Die Hauptstraße war mit flachen, grauen Steinen gepflastert, aber so viele Menschen drängten sich darin, daß man kaum die Steine unter den eigenen Stiefeln erkennen konnte. Die meisten schienen sich ziellos einherzuschieben, und jene, die aufgegeben hatten, hockten am Straßenrand, die Glücklicheren mit ihren zusammengeschnürten Habseligkeiten vor sich oder in ihre Arme geschlossen. Mat sah drei Männer, die Uhren umklammerten, und ein Dutzend mehr mit silbernen Pokalen oder Tellern. Die Frauen hielten meist Kinder an die Brust gedrückt. Ein Gemurmel erfüllte die Luft - die wortlose Melodie der Not. Er drängte sich mit finsterer Miene durch die Menge und suchte nach dem Schild einer Schenke. Die Gebäude zeigten keinen einheitlichen Stil. Holz-, Klinker- und Natursteinhäuser standen bunt gemischt, genau wie ihre mit Schieferplatten, Ziegeln oder Stroh gedeckten Dächer.
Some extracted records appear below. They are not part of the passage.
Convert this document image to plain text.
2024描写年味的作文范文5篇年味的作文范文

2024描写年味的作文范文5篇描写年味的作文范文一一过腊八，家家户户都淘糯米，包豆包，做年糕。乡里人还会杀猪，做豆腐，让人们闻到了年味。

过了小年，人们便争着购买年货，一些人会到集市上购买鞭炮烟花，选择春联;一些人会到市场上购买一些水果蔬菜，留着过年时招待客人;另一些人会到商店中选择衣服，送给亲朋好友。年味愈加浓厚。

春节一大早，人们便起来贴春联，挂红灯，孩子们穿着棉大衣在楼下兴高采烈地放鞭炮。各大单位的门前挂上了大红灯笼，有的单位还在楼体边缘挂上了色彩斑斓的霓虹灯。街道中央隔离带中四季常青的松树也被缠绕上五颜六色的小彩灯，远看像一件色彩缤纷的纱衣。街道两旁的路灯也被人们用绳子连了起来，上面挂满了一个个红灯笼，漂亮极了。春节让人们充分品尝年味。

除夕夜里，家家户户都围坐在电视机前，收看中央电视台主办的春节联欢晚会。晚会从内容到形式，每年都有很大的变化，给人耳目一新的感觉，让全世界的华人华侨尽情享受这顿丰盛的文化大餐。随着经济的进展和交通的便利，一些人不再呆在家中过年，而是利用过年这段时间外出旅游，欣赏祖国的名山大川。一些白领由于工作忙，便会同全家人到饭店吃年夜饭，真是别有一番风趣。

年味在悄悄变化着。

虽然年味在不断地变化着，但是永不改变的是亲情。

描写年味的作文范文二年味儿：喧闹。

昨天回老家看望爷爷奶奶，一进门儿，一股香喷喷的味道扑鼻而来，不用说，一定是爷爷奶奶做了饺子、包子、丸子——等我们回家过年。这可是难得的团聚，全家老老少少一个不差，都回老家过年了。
»Das klingt gar nicht nach Morgase«, sagte Thom nach einer Weile und halb zu sich selbst. Seine buschigen Augenbrauen waren so weit zusammengezogen, daß sie wie ein weißer Pfeil auf seine Nase zielten.
»Was klingt nicht nach ihr?« fragte Mat abwesend.
»Den Flüchtlingsstrom aufzuhalten. Menschen zurückzuweisen. Sie hatte immer schon Wutanfälle, aber andererseits auch ein weiches Herz für die Armen und Hungrigen.« Er schüttelte den Kopf.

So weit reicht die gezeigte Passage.